The Aristotle Classifier: Using the Whole Glycomic Profile To Indicate a Disease State.
David HuaMilani Wijeweera PatabandigeEden P GoHeather DesairePublished in: Analytical chemistry (2019)
"The totality is not, as it were, a mere heap, but the whole is something besides the parts."-Aristotle. We built a classifier that uses the totality of the glycomic profile, not restricted to a few glycoforms, to differentiate samples from two different sources.
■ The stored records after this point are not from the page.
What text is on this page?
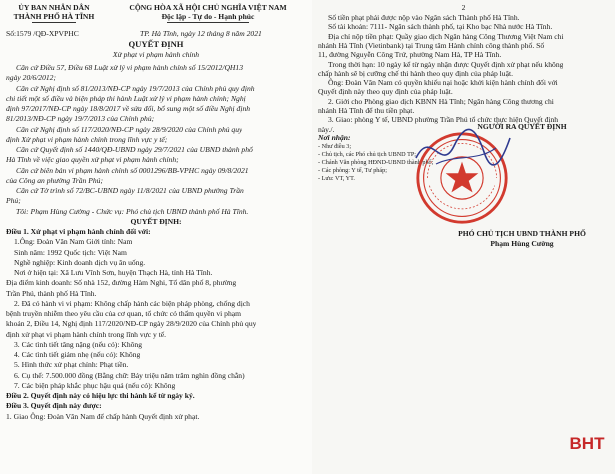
ỦY BAN NHÂN DÂN
THÀNH PHỐ HÀ TĨNH
CỘNG HÒA XÃ HỘI CHỦ NGHĨA VIỆT NAM
Độc lập - Tự do - Hạnh phúc
Số:1579 /QĐ-XPVPHC	TP. Hà Tĩnh, ngày 12 tháng 8 năm 2021
QUYẾT ĐỊNH
Xử phạt vi phạm hành chính
Căn cứ Điều 57, Điều 68 Luật xử lý vi phạm hành chính số 15/2012/QH13
ngày 20/6/2012;
Căn cứ Nghị định số 81/2013/NĐ-CP ngày 19/7/2013 của Chính phủ quy định
chi tiết một số điều và biện pháp thi hành Luật xử lý vi phạm hành chính; Nghị
định 97/2017/NĐ-CP ngày 18/8/2017 về sửa đổi, bổ sung một số điều Nghị định
81/2013/NĐ-CP ngày 19/7/2013 của Chính phủ;
Căn cứ Nghị định số 117/2020/NĐ-CP ngày 28/9/2020 của Chính phủ quy
định Xử phạt vi phạm hành chính trong lĩnh vực y tế;
Căn cứ Quyết định số 1440/QĐ-UBND ngày 29/7/2021 của UBND thành phố
Hà Tĩnh về việc giao quyền xử phạt vi phạm hành chính;
Căn cứ biên bản vi phạm hành chính số 0001296/BB-VPHC ngày 09/8/2021
của Công an phường Trần Phú;
Căn cứ Tờ trình số 72/BC-UBND ngày 11/8/2021 của UBND phường Trần
Phú;
Tôi: Phạm Hùng Cường - Chức vụ: Phó chủ tịch UBND thành phố Hà Tĩnh.
QUYẾT ĐỊNH:
Điều 1. Xử phạt vi phạm hành chính đối với:
1.Ông: Đoàn Văn Nam Giới tính: Nam
Sinh năm: 1992 Quốc tịch: Việt Nam
Nghề nghiệp: Kinh doanh dịch vụ ăn uống.
Nơi ở hiện tại: Xã Lưu Vĩnh Sơn, huyện Thạch Hà, tỉnh Hà Tĩnh.
Địa điểm kinh doanh: Số nhà 152, đường Hàm Nghi, Tổ dân phố 8, phường
Trần Phú, thành phố Hà Tĩnh.
2. Đã có hành vi vi phạm: Không chấp hành các biện pháp phòng, chống dịch
bệnh truyền nhiễm theo yêu cầu của cơ quan, tổ chức có thẩm quyền vi phạm
khoản 2, Điều 14, Nghị định 117/2020/NĐ-CP ngày 28/9/2020 của Chính phủ quy
định xử phạt vi phạm hành chính trong lĩnh vực y tế.
3. Các tình tiết tăng nặng (nếu có): Không
4. Các tình tiết giảm nhẹ (nếu có): Không
5. Hình thức xử phạt chính: Phạt tiền.
6. Cụ thể: 7.500.000 đồng (Bằng chữ: Bảy triệu năm trăm nghìn đồng chẵn)
7. Các biện pháp khắc phục hậu quả (nếu có): Không
Điều 2. Quyết định này có hiệu lực thi hành kể từ ngày ký.
Điều 3. Quyết định này được:
1. Giao Ông: Đoàn Văn Nam để chấp hành Quyết định xử phạt.
2
Số tiền phạt phải được nộp vào Ngân sách Thành phố Hà Tĩnh.
Số tài khoản: 7111- Ngân sách thành phố, tại Kho bạc Nhà nước Hà Tĩnh.
Địa chỉ nộp tiền phạt: Quầy giao dịch Ngân hàng Công Thương Việt Nam chi
nhánh Hà Tĩnh (Vietinbank) tại Trung tâm Hành chính công thành phố. Số
11, đường Nguyễn Công Trứ, phường Nam Hà, TP Hà Tĩnh.
Trong thời hạn: 10 ngày kể từ ngày nhận được Quyết định xử phạt nếu không
chấp hành sẽ bị cưỡng chế thi hành theo quy định của pháp luật.
Ông: Đoàn Văn Nam có quyền khiếu nại hoặc khởi kiện hành chính đối với
Quyết định này theo quy định của pháp luật.
2. Giới cho Phòng giao dịch KBNN Hà Tĩnh; Ngân hàng Công thương chi
nhánh Hà Tĩnh để thu tiền phạt.
3. Giao: phòng Y tế, UBND phường Trần Phú tổ chức thực hiện Quyết định
này./.
Nơi nhận:
- Như điều 3;
- Chủ tịch, các Phó chủ tịch UBND TP;
- Chánh Văn phòng HĐND-UBND thành phố;
- Các phòng: Y tế, Tư pháp;
- Lưu: VT, YT.
NGƯỜI RA QUYẾT ĐỊNH
PHÓ CHỦ TỊCH UBND THÀNH PHỐ
Phạm Hùng Cường
BHT
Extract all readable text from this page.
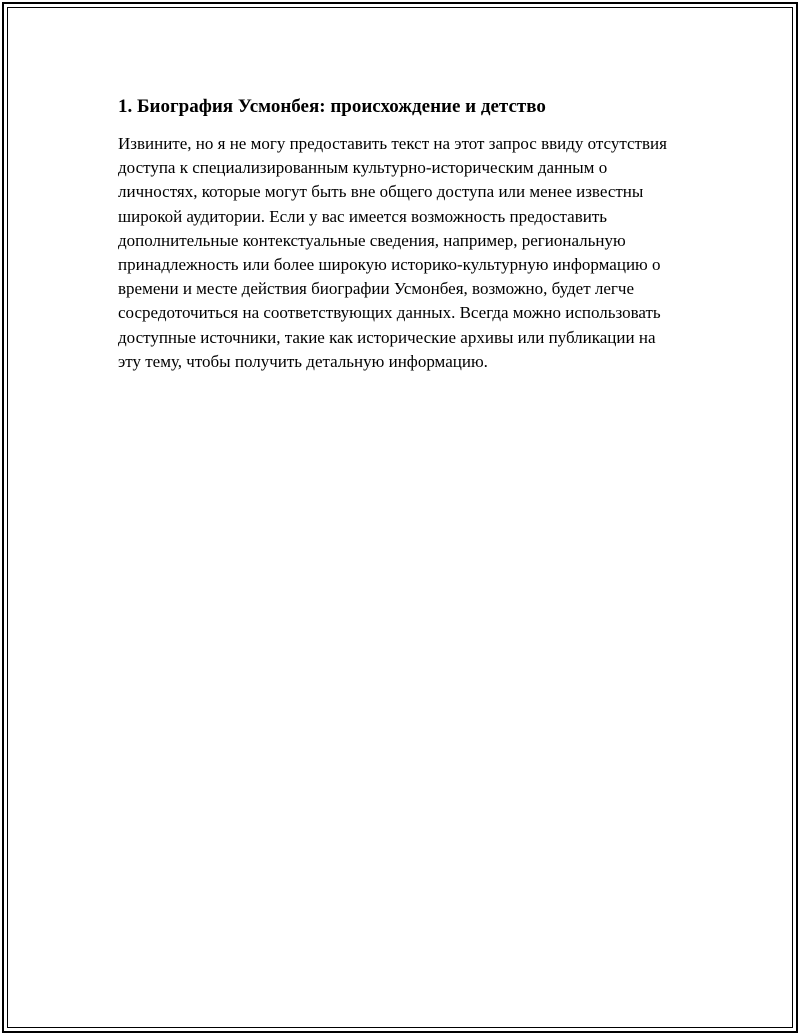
1. Биография Усмонбея: происхождение и детство

Извините, но я не могу предоставить текст на этот запрос ввиду отсутствия доступа к специализированным культурно-историческим данным о личностях, которые могут быть вне общего доступа или менее известны широкой аудитории. Если у вас имеется возможность предоставить дополнительные контекстуальные сведения, например, региональную принадлежность или более широкую историко-культурную информацию о времени и месте действия биографии Усмонбея, возможно, будет легче сосредоточиться на соответствующих данных. Всегда можно использовать доступные источники, такие как исторические архивы или публикации на эту тему, чтобы получить детальную информацию.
This approach, which relies on using thousands of features, is a radical departure from current strategies, where most of the glycomic profile is ignored in favor of selecting a few features, or even a single feature, meant to capture the differences in sample types. The classifier can be used to differentiate the source of the material; applicable sources may be different species of animals, different protein production methods, or, most importantly, different biological states (disease vs healthy). The classifier can be used on glycomic data in any form, including derivatized monosaccharides, intact glycans, or glycopeptides. It takes advantage of the fact that changing the source material can cause a change in the glycomic profile in many subtle ways: some glycoforms can be upregulated, some downregulated, some may appear unchanged, yet their proportion-with respect to other forms present-can be altered to a detectable degree. By classifying samples using the entirety of their glycan abundances, along with the glycans' relative proportions to each other, the "Aristotle Classifier" is more effective at capturing the underlying trends than standard classification procedures used in glycomics, including PCA (principal components analysis). It also outperforms workflows where a single, representative glycomic-based biomarker is used to classify samples. We describe the Aristotle Classifier and provide several examples of its utility for biomarker studies and other classification problems using glycomic data from several sources.